Consider an adult learner who’s always struggled with math. She avoids numbers in daily life, believing she’s “not a math person.” But then, she’s offered a promotion — one that involves budget oversight. The job comes with training, mentorship, and a specific goal. Framed within this new story, her relationship to math changes. It’s no longer a judgment of her intelligence; it’s a skill to serve her growth. Within months, she’s not only managing budgets but helping others demystify the same tasks that once froze her. The math didn’t change. The story did.

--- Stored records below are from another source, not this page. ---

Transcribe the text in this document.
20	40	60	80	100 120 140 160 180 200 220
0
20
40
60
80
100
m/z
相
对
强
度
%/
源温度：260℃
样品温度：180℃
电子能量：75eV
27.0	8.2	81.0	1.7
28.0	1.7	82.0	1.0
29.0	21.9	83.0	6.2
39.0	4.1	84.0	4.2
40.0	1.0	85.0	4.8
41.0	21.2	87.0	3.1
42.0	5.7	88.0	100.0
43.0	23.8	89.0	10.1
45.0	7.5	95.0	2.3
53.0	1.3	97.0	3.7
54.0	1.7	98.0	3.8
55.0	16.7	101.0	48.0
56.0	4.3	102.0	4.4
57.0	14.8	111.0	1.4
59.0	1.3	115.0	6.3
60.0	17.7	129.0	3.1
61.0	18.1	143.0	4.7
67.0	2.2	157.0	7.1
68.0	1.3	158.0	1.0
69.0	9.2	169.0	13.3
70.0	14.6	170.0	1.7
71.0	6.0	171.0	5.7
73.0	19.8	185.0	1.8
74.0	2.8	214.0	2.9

The thing here is that the situation is formed of the set of circumstances you have at the moment. Many of these may not be readily mutable. However, they aren’t the most important part of the situation that determines your value and capacity, they are just there. The way you configure them and your relationship to them does. Many times we are simply accepting society’s interpretation of these circumstances, rich means you’re valuable, your job or partner status defines you, etc. These are by default reductive and if laziness does exist, it’s in this process of stereotyping. The truth is that different narrative practices can radically reconfigure the meaning of the same set of circumstances, your role could be victim or agent, villain or antihero, loser or learner, and so on. The same person who finds themself “homeless” can be forming a powerful story of transformation, step by humble step. They are not a fixed point but a waveform: capable of collapsing into despair or rising, when met with a reframed context, into self-definition.

Same situation. Different narrative. Different self.
The story you believe you’re in determines the action you’re willing to take, no matter your strengths. To develop you must see yourself not only with agency but within a narrative that makes action meaningful. Our story isn’t a limited statue we chisel out from stone. It’s a field, always forming, shaped by what we see, and how we choose to see it.

NOTE: I use the term “taking responsibility” in quotes to refer to the performative action reserved for apologies. In the right context, it is cathartic and liberating. However, “taking responsibility” in that manner in the context of investigating why you are blocked, or don’t develop, can also be a cop-out, emphasizing the shame and blocking any ability to actually do anything about anything.